De l’avis de tous, cette histoire d’amour aurait donné à Love Actually une certaine aura d’audace. Posture impossible selon Éric Leblanc, « car le film assume totalement ses clichés, et surtout son caractère ouvertement commercial ». Pour Stéfany Boisvert, ce retrait, révélateur, s’inscrit dans un désir de revalorisation des modèles traditionnels et héroïques de la masculinité, teinté par les événements du 11 Septembre. « La représentation des hommes est ici très positive, les romances sont perçues de leur point de vue : ils ont souvent tout ce qu’ils veulent, et à peu près toujours des femmes plus jeunes qu’eux… »

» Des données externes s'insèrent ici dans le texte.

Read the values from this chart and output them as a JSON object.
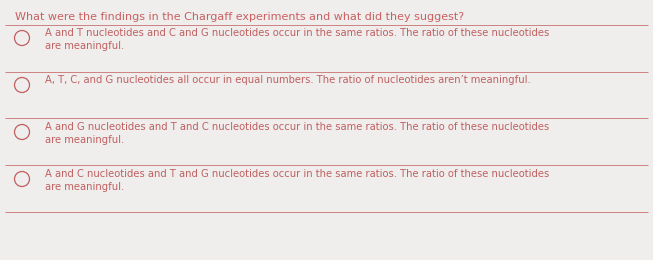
{
  "background_color": "#f0eded",
  "title": "What were the findings in the Chargaff experiments and what did they suggest?",
  "title_color": "#c96060",
  "title_fontsize": 8.0,
  "title_fontweight": "normal",
  "separator_color": "#c97070",
  "separator_linewidth": 0.6,
  "options": [
    "A and T nucleotides and C and G nucleotides occur in the same ratios. The ratio of these nucleotides\nare meaningful.",
    "A, T, C, and G nucleotides all occur in equal numbers. The ratio of nucleotides aren’t meaningful.",
    "A and G nucleotides and T and C nucleotides occur in the same ratios. The ratio of these nucleotides\nare meaningful.",
    "A and C nucleotides and T and G nucleotides occur in the same ratios. The ratio of these nucleotides\nare meaningful."
  ],
  "option_color": "#c06060",
  "option_fontsize": 7.2,
  "circle_color": "#c06060",
  "figsize": [
    6.53,
    2.6
  ],
  "dpi": 100
}
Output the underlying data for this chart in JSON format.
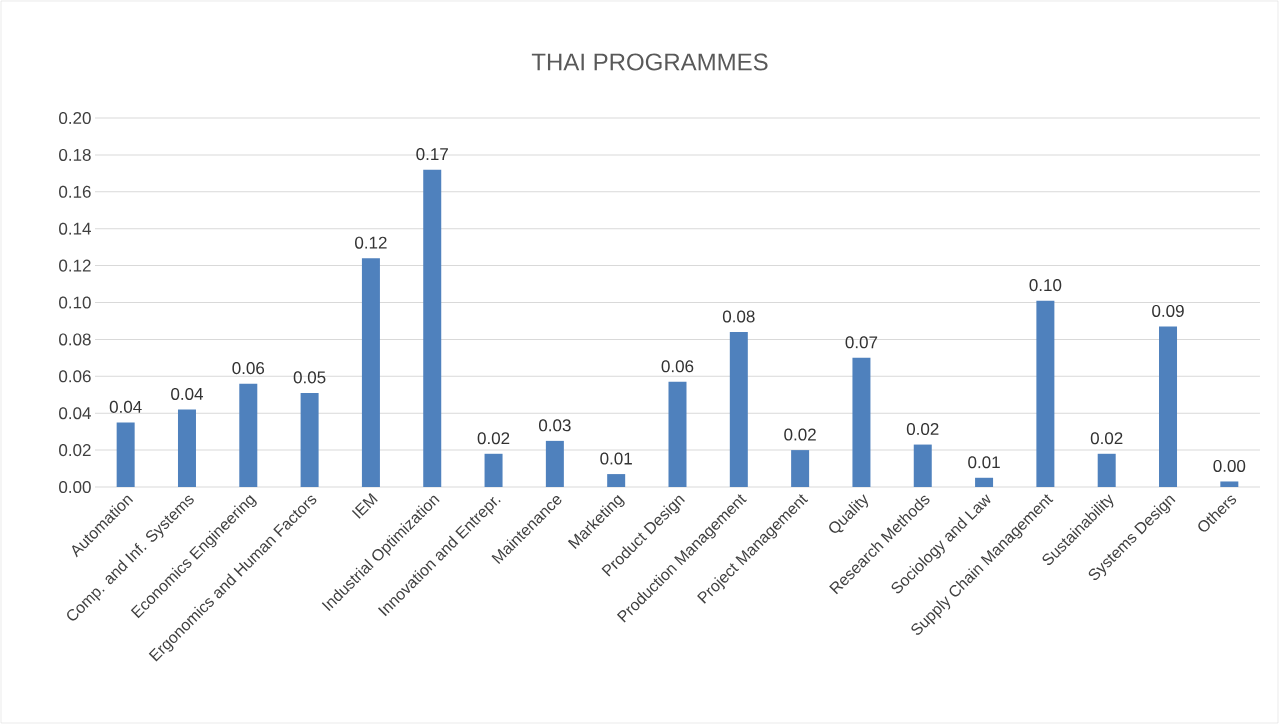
{
  "chart_data": {
    "type": "bar",
    "title": "THAI PROGRAMMES",
    "categories": [
      "Automation",
      "Comp. and Inf. Systems",
      "Economics Engineering",
      "Ergonomics and Human Factors",
      "IEM",
      "Industrial Optimization",
      "Innovation and Entrepr.",
      "Maintenance",
      "Marketing",
      "Product Design",
      "Production Management",
      "Project Management",
      "Quality",
      "Research Methods",
      "Sociology and Law",
      "Supply Chain Management",
      "Sustainability",
      "Systems Design",
      "Others"
    ],
    "values": [
      0.035,
      0.042,
      0.056,
      0.051,
      0.124,
      0.172,
      0.018,
      0.025,
      0.007,
      0.057,
      0.084,
      0.02,
      0.07,
      0.023,
      0.005,
      0.101,
      0.018,
      0.087,
      0.003
    ],
    "value_labels": [
      "0.04",
      "0.04",
      "0.06",
      "0.05",
      "0.12",
      "0.17",
      "0.02",
      "0.03",
      "0.01",
      "0.06",
      "0.08",
      "0.02",
      "0.07",
      "0.02",
      "0.01",
      "0.10",
      "0.02",
      "0.09",
      "0.00"
    ],
    "color": "#4f81bd",
    "ylim": [
      0,
      0.2
    ],
    "yticks": [
      {
        "value": 0,
        "label": "0.00"
      },
      {
        "value": 0.02,
        "label": "0.02"
      },
      {
        "value": 0.04,
        "label": "0.04"
      },
      {
        "value": 0.06,
        "label": "0.06"
      },
      {
        "value": 0.08,
        "label": "0.08"
      },
      {
        "value": 0.1,
        "label": "0.10"
      },
      {
        "value": 0.12,
        "label": "0.12"
      },
      {
        "value": 0.14,
        "label": "0.14"
      },
      {
        "value": 0.16,
        "label": "0.16"
      },
      {
        "value": 0.18,
        "label": "0.18"
      },
      {
        "value": 0.2,
        "label": "0.20"
      }
    ],
    "grid": "y"
  }
}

Est-ce que tout cela en fait un mauvais film de Noël ? Si Die Hard peut figurer sur la liste, pourquoi pas Love Actually ? Et comme pour le Bye Bye, beaucoup se plaisent autant à le revoir année après année qu’à alimenter la polémique.

Que sont-ils devenus ?

L’idée d’une suite pouvait sembler inévitable, et séduisante, mais Richard Curtis a freiné les conjectures. En lieu et place, un court métrage écrit par Curtis et réalisé par Mat Whitecross donne l’heure juste sur la destinée des principaux personnages, même si plusieurs ont été mis de côté, et d’autres classés aux abonnés absents, dont Alan Rickman, décédé en 2016. Dans le cadre d’un téléthon, la diffusion de Red Nose Day Actually en mars 2017 en Grande-Bretagne et plus tard en mai aux États-Unis a montré à quel point la vie de certains d’entre eux avait changé — dont celle de Colin Firth, père de famille nombreuse ! — alors que d’autres poursuivent allègrement leur régression, dont le chanteur et éternel adolescent incarné par le suave Bill Nighy. Des versions d’une qualité technique parfois douteuse de ce film circulent sur la grande toile.